Critter Facts: Osprey

April 3, 2015

Ever been sitting on the beach in the summer and hear above your head, “peep, peep, peep, peep”?  You look up expecting a small bird to match such a small voice, instead you see a hawk!!  This small voiced hawk is the osprey (Pandion haliaetus), or fish hawk, and you should start listening for them now!

Osprey pairs return from southern climates starting in late March and will often return to the nest they’ve used for years.  Each year they add to their nest which often looks like a pile of sticks but can also include driftwood, bones, and trash.  You can’t go very far on the Connecticut coastline without seeing a nest…they are huge!!  Often times you will see man-made platforms made specifically for ospreys, and they aren’t shy about using them!

Photo by Christina Spiegeland

In April, most pairs will have completed the renovations on their nest and lay their eggs (which averages about three per pair).  The eggs are incubated for about a month and, after hatching, remain with the parents for about four months.  The parents and young then separate as they make the migration to their wintering grounds in Florida, Mexico and South America.

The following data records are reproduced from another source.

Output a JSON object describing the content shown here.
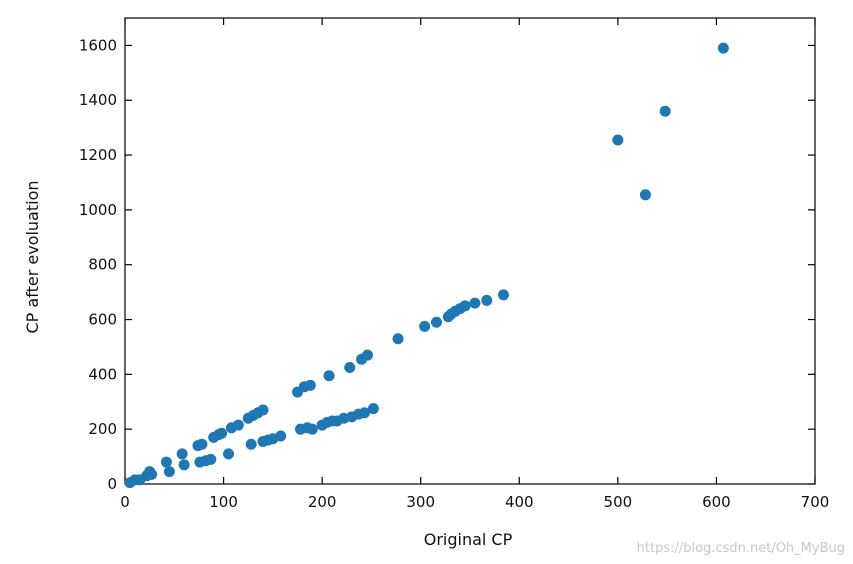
{
  "chart_data": {
    "type": "scatter",
    "title": "",
    "xlabel": "Original CP",
    "ylabel": "CP after evoluation",
    "xlim": [
      0,
      700
    ],
    "ylim": [
      0,
      1700
    ],
    "xticks": [
      0,
      100,
      200,
      300,
      400,
      500,
      600,
      700
    ],
    "yticks": [
      0,
      200,
      400,
      600,
      800,
      1000,
      1200,
      1400,
      1600
    ],
    "grid": false,
    "legend": "none",
    "marker_color": "#1f77b4",
    "series": [
      {
        "points": [
          [
            5,
            5
          ],
          [
            10,
            15
          ],
          [
            15,
            15
          ],
          [
            22,
            30
          ],
          [
            25,
            45
          ],
          [
            27,
            35
          ],
          [
            42,
            80
          ],
          [
            45,
            45
          ],
          [
            58,
            110
          ],
          [
            60,
            70
          ],
          [
            74,
            140
          ],
          [
            78,
            145
          ],
          [
            76,
            80
          ],
          [
            82,
            85
          ],
          [
            87,
            90
          ],
          [
            90,
            170
          ],
          [
            95,
            180
          ],
          [
            98,
            185
          ],
          [
            105,
            110
          ],
          [
            108,
            205
          ],
          [
            115,
            215
          ],
          [
            125,
            240
          ],
          [
            130,
            250
          ],
          [
            135,
            260
          ],
          [
            140,
            270
          ],
          [
            128,
            145
          ],
          [
            140,
            155
          ],
          [
            145,
            160
          ],
          [
            150,
            165
          ],
          [
            158,
            175
          ],
          [
            175,
            335
          ],
          [
            182,
            355
          ],
          [
            188,
            360
          ],
          [
            178,
            200
          ],
          [
            185,
            205
          ],
          [
            190,
            200
          ],
          [
            200,
            215
          ],
          [
            205,
            225
          ],
          [
            210,
            230
          ],
          [
            215,
            230
          ],
          [
            222,
            240
          ],
          [
            207,
            395
          ],
          [
            228,
            425
          ],
          [
            240,
            455
          ],
          [
            246,
            470
          ],
          [
            230,
            245
          ],
          [
            237,
            255
          ],
          [
            243,
            260
          ],
          [
            252,
            275
          ],
          [
            277,
            530
          ],
          [
            304,
            575
          ],
          [
            316,
            590
          ],
          [
            328,
            610
          ],
          [
            331,
            620
          ],
          [
            335,
            630
          ],
          [
            340,
            640
          ],
          [
            345,
            650
          ],
          [
            355,
            660
          ],
          [
            367,
            670
          ],
          [
            384,
            690
          ],
          [
            500,
            1255
          ],
          [
            528,
            1055
          ],
          [
            548,
            1360
          ],
          [
            607,
            1590
          ]
        ]
      }
    ]
  },
  "watermark": "https://blog.csdn.net/Oh_MyBug"
}
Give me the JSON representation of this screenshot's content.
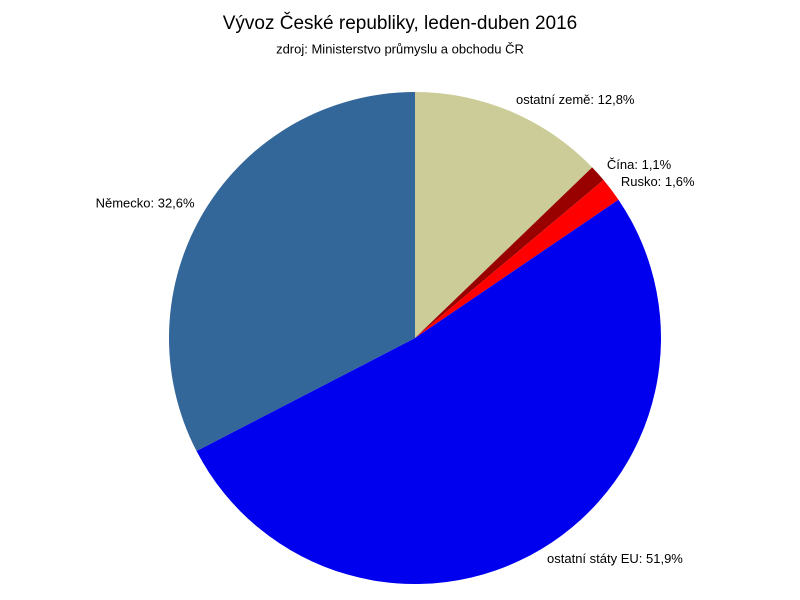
{
  "chart_data": {
    "type": "pie",
    "title": "Vývoz České republiky, leden-duben 2016",
    "subtitle": "zdroj: Ministerstvo průmyslu a obchodu ČR",
    "labels": [
      "ostatní země: 12,8%",
      "Čína: 1,1%",
      "Rusko: 1,6%",
      "ostatní státy EU: 51,9%",
      "Německo: 32,6%"
    ],
    "values": [
      12.8,
      1.1,
      1.6,
      51.9,
      32.6
    ],
    "colors": [
      "#cccc99",
      "#990000",
      "#ff0000",
      "#0000ee",
      "#336699"
    ]
  }
}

What makes the osprey so interesting is a unique adaptation enabling it to catch its prey, which is primarily fish.  The lower surface of the toe of an osprey is covered in spicules (short, spikes) which allow for maximum grip on a wiggling fish.  Osprey also have a reversible outer toe (like owls) which helps the osprey grip prey with two toes in front and two in back.  Ospreys even carry the fish with its head facing forward to reduce air resistance while flying.

Seeing an osprey is a sure sign that summer is on its way, so start looking and listening for these impressive birds.